Rozgrywki sportowo-pożarnicze odbywają się w cyklu dwuletnim, zawody powiatowe są eliminacją do wojewódzkich, które są organizowane w następnym roku. Drużyna młodzieżowa z Syryni była oczywiście najlepsza również w zawodach gminnych. W drużynie, która zajęła trzecie miejsce w województwie znaleźli się: Tomass Dąbek, Piotr Grzenia, Michał Keler, Dawid Kieł-kowski, Dawid Kozioł, Robert Kubecki, Michał Prusowski, Tromasz Prusowski, Mateusz Szałek, Kamil Świerczek, Paweł Tanczyna i Kamil Tytko. Chłopcy ćwiczyli na boisku w Syryni przez dwa tygodnie przed zawodami pod kierunkiem opiekuna drużyny Piotra Prusowskiego - mówi Jan Solich, prezes OSP Syrynia. Trenowali na torze przeszkód i wykonywali ćwiczenia bojowe. Podczas zawodów musieli rozpoznać sprzęt pożarniczy zaprezentowany na zdjęciu, odnaleźć i poukładać w szafach. Rywalizowali w strażackiej sztafecie, na torze przeszkód, a w trakcie ćwiczenia bojowego po rozwinięciu węży podawali wodę z hydronetki. Do drużyny młodzieżowej garnie się wielu chłopców, nie mamy kłopotów z naborem. Organizowane są dla nich w ciągu roku spotkania, ogniska, kuligi, biorą udział w zawodach tenisa stołowego, planowany jest wyjazd na pokazy motorowodne do Nieboczów. Przy naszej straży działa też dziewczęca drużyna pożarnicza, która wygrała w zawodach gminnych i zajęła drugie miejsce w powiatowych. Praca z młodzieżą jest dobrze prowadzona.

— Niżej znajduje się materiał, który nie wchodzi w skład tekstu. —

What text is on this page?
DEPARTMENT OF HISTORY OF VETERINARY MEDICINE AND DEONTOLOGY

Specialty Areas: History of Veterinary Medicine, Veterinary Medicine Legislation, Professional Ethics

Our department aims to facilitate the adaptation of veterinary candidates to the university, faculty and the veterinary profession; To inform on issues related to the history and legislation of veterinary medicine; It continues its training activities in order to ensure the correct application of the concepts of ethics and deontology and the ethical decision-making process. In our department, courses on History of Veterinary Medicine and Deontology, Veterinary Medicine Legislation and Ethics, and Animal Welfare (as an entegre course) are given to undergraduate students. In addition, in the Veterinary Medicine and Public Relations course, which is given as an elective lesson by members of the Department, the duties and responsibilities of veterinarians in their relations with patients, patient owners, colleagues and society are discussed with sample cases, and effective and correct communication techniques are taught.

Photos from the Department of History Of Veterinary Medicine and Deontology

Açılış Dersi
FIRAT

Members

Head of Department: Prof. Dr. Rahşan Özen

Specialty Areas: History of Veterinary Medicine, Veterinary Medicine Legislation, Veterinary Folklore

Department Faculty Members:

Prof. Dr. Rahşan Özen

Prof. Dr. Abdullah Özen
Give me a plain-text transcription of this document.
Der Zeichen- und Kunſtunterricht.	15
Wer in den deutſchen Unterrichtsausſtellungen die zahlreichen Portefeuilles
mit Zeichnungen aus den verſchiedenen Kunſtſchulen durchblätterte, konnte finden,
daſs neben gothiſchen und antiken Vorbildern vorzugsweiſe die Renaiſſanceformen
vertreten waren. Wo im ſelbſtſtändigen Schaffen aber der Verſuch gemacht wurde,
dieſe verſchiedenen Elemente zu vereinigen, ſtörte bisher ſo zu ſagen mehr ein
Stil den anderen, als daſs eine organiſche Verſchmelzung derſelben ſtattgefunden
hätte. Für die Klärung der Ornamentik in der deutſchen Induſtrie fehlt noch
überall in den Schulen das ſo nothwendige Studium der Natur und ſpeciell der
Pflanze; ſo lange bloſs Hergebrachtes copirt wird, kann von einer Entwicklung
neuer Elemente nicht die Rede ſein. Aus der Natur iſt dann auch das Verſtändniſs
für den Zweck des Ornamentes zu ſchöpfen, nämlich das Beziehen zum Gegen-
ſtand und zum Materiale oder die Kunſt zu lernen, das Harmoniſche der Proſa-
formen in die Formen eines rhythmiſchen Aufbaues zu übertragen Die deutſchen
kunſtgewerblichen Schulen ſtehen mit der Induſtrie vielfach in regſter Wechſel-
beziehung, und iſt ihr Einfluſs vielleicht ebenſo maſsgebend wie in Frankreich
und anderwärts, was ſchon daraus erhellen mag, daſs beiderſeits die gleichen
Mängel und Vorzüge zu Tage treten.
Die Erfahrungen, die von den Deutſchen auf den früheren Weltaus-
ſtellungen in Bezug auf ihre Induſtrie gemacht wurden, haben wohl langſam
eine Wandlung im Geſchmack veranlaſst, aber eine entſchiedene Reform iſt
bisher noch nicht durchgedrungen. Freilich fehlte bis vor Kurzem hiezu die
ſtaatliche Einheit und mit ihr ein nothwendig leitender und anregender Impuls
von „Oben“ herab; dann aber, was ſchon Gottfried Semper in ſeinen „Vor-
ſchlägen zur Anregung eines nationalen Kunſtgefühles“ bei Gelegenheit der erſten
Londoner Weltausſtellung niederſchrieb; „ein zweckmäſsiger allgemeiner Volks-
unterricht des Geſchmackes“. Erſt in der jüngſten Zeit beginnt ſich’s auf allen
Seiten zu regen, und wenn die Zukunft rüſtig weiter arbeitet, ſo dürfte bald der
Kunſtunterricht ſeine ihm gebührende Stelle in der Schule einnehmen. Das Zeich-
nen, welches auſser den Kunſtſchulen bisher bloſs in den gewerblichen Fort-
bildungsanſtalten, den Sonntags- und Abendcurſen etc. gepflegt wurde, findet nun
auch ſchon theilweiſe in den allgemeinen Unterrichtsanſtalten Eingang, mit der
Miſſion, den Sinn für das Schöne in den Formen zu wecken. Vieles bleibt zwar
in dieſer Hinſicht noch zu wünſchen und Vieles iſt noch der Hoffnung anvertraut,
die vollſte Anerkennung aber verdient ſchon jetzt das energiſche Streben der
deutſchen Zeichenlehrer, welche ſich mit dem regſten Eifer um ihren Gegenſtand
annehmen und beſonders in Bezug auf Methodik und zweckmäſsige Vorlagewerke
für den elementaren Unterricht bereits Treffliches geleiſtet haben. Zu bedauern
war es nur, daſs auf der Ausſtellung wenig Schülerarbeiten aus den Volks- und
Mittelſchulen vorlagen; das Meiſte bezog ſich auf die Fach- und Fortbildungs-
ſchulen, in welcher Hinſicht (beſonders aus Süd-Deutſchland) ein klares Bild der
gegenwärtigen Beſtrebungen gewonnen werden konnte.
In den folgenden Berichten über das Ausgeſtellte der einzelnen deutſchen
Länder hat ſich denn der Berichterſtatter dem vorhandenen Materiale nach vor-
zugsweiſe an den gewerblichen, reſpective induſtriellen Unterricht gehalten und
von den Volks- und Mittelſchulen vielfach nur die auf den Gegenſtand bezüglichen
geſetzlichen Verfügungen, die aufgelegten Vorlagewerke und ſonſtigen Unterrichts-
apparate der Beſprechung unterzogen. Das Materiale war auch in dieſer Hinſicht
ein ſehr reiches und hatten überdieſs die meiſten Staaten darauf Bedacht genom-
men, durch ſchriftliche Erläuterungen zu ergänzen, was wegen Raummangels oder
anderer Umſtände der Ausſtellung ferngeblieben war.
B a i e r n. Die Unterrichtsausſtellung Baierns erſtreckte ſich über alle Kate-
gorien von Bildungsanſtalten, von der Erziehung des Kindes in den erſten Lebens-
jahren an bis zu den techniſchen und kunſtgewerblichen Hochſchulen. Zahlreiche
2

W OSP Syrynia widać pokoleniową ciągłość, od młodzieży do strażackich weteranów wszyscy czują się związani ze swoją jednostką, interesują się jej działalnością. W tym roku podczas obchodów Dnia Strażaka Złoty Medal „Za Zasługi dla Pożarnictwa” otrzymała Helena Kalisz, która od wielu lat działa w OSP Syrynia - wraz z mężem. Przez długi czas w jej domu był punkt powiadamiania, gdzie zgłaszano zauważone zagrożenia i pożary. jej zadaniem było przybiec do remizy i włączyć syrenę, by zaalarmować strażaków.